Wing Haven, the nearly three acre garden of Edwin and Elizabeth Clarkson, who lived down the street from Elizabeth Lawrence in Charlotte, North Carolina.
For me, Wing Haven started out as the place to go to pay the entry fee to visit Elizabeth Lawrence's garden.
When we had finished visiting Elizabeth Lawrence's garden, if one can really "finish" soaking in the atmosphere of the garden and examining all the plants there, we headed back down the street to Wing Haven. I decided to tour it, too, out of respect for the Wing Haven Foundation, which purchased the Lawrence House and Garden and have committed to maintaining it along with Wing Haven.
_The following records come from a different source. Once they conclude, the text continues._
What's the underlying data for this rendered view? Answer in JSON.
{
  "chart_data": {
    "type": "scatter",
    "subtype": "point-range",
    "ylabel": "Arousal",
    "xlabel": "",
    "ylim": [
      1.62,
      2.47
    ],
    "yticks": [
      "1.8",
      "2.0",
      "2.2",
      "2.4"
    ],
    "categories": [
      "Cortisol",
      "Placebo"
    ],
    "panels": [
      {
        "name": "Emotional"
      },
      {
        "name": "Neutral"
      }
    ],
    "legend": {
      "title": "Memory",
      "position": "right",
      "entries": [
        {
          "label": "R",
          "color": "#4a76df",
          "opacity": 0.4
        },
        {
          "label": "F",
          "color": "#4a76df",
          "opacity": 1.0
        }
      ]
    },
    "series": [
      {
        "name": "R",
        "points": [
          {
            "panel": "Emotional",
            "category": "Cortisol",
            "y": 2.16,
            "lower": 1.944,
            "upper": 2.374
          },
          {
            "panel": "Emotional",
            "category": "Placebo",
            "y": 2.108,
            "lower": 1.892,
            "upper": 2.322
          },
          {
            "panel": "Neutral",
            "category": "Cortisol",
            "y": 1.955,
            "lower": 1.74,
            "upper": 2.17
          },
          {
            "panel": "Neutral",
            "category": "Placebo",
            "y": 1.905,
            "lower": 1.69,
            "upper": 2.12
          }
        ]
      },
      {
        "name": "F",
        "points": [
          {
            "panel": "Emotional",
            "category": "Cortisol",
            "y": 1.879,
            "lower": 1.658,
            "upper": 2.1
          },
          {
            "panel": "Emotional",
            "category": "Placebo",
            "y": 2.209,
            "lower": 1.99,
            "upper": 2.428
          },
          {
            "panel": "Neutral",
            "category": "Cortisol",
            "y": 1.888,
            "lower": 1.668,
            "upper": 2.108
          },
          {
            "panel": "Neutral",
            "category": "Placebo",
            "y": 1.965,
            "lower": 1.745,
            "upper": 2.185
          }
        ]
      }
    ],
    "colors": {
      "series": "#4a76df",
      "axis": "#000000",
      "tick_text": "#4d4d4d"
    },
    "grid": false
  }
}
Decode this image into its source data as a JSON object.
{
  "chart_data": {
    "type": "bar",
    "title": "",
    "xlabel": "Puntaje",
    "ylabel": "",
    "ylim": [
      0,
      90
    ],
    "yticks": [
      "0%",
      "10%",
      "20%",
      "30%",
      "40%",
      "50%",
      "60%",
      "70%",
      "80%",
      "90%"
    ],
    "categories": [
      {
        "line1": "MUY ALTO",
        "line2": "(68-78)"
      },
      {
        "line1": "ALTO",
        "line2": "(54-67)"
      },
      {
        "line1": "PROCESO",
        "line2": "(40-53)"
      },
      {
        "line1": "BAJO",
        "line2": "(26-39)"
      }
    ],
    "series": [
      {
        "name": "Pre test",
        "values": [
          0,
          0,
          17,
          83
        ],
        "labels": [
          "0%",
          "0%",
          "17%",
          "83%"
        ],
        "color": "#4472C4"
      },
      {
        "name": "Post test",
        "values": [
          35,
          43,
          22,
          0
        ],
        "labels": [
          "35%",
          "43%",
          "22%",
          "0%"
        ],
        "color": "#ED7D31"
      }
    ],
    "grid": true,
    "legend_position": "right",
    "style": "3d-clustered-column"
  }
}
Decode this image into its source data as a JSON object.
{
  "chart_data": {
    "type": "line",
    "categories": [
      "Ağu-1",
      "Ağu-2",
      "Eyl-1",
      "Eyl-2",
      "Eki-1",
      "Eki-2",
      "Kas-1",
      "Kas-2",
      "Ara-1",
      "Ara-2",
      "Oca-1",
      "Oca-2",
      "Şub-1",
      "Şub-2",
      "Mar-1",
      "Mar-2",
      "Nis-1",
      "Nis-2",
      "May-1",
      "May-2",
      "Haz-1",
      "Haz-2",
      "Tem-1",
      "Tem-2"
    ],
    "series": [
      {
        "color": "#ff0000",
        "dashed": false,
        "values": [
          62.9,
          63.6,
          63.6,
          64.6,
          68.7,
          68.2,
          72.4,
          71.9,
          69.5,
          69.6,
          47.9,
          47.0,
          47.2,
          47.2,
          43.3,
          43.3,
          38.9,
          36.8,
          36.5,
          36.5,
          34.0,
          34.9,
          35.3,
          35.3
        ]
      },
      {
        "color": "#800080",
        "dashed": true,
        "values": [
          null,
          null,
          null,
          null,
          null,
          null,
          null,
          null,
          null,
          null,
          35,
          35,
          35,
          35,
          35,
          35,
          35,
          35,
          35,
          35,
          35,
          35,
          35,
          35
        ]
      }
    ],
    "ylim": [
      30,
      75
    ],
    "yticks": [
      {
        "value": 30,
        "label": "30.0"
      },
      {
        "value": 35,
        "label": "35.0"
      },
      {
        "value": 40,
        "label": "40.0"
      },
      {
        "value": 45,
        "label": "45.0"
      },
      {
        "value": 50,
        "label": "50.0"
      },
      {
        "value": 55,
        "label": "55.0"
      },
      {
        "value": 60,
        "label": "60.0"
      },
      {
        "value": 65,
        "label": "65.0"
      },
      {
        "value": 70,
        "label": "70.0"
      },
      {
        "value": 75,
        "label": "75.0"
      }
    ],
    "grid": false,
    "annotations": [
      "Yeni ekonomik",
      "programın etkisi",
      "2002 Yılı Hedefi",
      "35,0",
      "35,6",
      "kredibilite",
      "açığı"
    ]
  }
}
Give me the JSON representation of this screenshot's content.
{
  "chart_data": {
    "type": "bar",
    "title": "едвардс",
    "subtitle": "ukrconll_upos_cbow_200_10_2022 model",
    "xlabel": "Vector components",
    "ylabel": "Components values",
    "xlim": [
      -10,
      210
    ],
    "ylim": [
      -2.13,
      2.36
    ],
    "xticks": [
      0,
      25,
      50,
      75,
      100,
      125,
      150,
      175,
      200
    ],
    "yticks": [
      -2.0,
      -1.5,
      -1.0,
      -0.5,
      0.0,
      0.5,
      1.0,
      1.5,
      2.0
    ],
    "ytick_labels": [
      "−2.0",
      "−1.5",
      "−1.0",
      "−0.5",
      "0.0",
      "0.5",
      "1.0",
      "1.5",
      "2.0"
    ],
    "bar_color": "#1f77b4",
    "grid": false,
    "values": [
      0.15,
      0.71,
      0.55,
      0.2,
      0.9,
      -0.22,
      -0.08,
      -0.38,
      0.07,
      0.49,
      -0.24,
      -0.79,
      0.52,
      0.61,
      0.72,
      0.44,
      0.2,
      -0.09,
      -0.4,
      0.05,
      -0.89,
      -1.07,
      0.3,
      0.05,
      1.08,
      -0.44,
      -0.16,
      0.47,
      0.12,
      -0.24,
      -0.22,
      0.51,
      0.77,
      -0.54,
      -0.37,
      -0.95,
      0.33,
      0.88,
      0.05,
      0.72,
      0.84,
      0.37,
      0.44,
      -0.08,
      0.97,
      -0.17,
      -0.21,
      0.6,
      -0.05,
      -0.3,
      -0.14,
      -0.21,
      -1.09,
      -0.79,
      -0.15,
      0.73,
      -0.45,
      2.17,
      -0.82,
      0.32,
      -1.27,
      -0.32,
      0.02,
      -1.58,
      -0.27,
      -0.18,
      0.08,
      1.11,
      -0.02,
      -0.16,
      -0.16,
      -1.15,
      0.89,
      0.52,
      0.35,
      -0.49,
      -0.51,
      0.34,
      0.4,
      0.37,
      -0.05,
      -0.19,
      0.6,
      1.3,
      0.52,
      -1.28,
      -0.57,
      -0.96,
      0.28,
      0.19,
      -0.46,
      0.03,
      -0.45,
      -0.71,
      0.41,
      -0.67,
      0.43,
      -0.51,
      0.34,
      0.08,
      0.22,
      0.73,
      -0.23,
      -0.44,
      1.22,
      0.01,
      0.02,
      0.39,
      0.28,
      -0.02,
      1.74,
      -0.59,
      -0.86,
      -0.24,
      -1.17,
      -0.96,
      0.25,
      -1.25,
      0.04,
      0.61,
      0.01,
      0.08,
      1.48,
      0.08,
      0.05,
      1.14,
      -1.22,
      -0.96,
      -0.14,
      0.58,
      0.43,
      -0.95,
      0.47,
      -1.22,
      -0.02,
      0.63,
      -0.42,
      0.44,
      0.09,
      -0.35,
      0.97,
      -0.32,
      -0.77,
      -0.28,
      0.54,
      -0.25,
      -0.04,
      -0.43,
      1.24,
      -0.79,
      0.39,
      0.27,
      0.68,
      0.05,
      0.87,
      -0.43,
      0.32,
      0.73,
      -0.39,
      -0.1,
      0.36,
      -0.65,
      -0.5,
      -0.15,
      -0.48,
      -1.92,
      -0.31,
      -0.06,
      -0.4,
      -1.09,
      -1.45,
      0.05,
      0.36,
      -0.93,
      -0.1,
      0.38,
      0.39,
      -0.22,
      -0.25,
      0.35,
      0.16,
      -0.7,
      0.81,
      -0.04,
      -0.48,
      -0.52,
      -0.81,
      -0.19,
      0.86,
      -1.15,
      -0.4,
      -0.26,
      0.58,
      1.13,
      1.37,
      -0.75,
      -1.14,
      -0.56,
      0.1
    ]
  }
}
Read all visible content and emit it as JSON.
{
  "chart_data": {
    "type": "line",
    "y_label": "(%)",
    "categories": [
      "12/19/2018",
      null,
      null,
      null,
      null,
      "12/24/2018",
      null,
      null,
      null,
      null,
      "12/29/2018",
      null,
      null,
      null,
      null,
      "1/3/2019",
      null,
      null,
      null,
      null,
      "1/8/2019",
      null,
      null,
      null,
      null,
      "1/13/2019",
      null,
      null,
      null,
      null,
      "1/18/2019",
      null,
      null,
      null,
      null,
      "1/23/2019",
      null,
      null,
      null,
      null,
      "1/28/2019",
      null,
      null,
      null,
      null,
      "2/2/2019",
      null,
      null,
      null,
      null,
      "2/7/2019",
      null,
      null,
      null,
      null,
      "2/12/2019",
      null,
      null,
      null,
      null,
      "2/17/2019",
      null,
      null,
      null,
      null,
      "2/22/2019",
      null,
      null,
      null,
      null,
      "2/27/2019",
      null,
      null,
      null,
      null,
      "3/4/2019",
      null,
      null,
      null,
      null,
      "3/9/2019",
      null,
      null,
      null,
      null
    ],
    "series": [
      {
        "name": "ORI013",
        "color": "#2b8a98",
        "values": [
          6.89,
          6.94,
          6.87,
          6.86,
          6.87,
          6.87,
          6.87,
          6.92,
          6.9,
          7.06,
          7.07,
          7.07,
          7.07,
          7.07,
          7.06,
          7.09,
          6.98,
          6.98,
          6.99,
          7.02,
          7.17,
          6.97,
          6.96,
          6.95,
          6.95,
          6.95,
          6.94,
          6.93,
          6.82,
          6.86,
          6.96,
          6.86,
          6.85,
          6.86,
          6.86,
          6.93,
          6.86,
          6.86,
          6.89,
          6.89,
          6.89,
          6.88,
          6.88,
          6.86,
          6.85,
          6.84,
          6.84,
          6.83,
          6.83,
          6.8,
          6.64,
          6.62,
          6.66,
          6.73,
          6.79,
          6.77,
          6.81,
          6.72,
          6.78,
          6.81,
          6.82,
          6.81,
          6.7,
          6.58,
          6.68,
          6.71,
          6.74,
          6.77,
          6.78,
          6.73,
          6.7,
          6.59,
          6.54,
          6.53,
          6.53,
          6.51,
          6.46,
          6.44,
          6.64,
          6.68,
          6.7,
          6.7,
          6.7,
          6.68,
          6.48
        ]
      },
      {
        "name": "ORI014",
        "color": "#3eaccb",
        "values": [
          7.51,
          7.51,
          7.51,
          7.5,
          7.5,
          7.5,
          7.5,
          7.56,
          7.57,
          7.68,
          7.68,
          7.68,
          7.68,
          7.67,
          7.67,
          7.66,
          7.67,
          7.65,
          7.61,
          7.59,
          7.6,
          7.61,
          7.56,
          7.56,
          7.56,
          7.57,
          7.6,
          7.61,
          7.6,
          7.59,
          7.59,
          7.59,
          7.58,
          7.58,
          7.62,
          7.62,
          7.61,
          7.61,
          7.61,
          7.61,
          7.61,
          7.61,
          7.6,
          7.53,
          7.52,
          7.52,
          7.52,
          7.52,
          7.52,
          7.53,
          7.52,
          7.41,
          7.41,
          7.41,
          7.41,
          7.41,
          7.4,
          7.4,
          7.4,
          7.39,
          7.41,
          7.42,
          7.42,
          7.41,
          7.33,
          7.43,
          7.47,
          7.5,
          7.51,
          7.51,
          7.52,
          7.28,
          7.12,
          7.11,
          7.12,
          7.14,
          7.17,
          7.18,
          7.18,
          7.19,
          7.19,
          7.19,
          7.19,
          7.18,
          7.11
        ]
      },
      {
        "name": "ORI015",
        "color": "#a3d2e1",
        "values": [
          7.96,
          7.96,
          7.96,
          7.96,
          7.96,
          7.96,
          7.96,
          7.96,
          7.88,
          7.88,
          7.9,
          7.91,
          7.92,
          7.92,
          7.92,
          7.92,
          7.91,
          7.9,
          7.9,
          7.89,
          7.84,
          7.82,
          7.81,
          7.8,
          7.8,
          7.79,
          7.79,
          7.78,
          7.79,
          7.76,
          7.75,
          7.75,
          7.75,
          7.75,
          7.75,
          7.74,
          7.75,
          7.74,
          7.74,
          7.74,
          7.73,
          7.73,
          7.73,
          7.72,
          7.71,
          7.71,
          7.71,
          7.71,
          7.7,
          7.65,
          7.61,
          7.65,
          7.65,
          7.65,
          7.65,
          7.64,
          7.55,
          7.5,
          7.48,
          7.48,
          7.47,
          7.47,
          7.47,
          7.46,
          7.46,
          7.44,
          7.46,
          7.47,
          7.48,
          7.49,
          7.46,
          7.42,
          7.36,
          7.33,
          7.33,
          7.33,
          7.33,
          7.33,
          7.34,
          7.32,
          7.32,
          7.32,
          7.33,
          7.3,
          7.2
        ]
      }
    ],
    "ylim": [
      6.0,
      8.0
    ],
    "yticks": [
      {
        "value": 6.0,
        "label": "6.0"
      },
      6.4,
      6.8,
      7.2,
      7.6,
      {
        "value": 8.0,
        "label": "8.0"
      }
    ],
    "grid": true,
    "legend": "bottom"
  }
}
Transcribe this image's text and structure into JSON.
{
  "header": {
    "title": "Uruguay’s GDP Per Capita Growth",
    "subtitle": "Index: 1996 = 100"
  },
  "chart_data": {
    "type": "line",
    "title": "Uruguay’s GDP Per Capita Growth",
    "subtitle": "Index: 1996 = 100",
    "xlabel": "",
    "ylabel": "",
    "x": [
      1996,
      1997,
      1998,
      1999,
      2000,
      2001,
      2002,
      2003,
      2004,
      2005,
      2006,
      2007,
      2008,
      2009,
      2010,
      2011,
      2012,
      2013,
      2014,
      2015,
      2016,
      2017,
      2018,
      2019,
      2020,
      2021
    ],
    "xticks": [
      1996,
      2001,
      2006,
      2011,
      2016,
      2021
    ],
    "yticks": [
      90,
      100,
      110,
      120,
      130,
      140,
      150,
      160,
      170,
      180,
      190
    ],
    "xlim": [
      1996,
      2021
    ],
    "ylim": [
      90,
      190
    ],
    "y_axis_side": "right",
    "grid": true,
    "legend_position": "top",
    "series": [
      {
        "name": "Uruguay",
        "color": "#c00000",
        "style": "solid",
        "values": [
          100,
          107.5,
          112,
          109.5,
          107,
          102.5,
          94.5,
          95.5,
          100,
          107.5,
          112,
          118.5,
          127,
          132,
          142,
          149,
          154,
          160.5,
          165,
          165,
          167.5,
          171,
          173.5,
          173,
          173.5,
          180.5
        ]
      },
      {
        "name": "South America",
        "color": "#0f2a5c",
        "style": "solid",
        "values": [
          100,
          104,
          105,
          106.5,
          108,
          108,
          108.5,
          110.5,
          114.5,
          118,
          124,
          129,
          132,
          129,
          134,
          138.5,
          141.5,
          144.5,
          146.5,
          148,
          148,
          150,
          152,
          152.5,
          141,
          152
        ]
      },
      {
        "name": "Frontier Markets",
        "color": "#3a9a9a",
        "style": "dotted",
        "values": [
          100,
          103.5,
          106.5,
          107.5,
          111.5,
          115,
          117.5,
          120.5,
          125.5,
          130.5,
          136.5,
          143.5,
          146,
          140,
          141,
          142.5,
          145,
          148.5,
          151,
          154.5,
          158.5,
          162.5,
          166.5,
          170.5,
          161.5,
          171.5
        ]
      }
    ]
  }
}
I am glad I took the time.
The first thing we saw was this video.
Wing Haven Bird Sanctuary from Cathy O'Hara on Vimeo.
You really need to watch the video, if nothing else to learn about Tommy the Bluebird.
Here in the middle of this beautiful neighborhood, down the street from Elizabeth Lawrence's house and garden was this three acre garden, a sanctuary for birds, and a peaceful, reflective place for visitors.
I headed out to see the garden.
Parts of the garden are wooded.
Other parts of the garden are clipped to perfection.
There are two large pools with fountains.
There are bird baths throughout the garden, with faucets to drip water into them.
The entire garden is surrounded by a red brick wall.
At various places along the wall, there are insets containing statues of various kinds.
Here and there along the paths, there are plaques with quotes and scriptures engraved on them.
The garden also included a well-manicured lawn, a rose garden, and a children's garden, in addition to places along the way to sit and rest in the shade and wait for birds to come along and bathe in a bird bath or eat from a feeder.
Though my time was rushed, I can imagine that in early spring the woods of Wing Haven are filled with wildflowers. I would guess that there were wildflowers in bloom when I was there, but I didn't allow time to look for them, as I should have. Then I'd have a wildflower picture from Wing Haven to post about for Wildflower Wednesday, hosted by Gail at Clay and Limestone.
But I don't have a picture of a wildflower. Let that be a lesson to all of us. When visiting a garden, always allow enough time to really see the garden. And find out more about the garden before you visit. A garden like Wing Haven deserves at least that.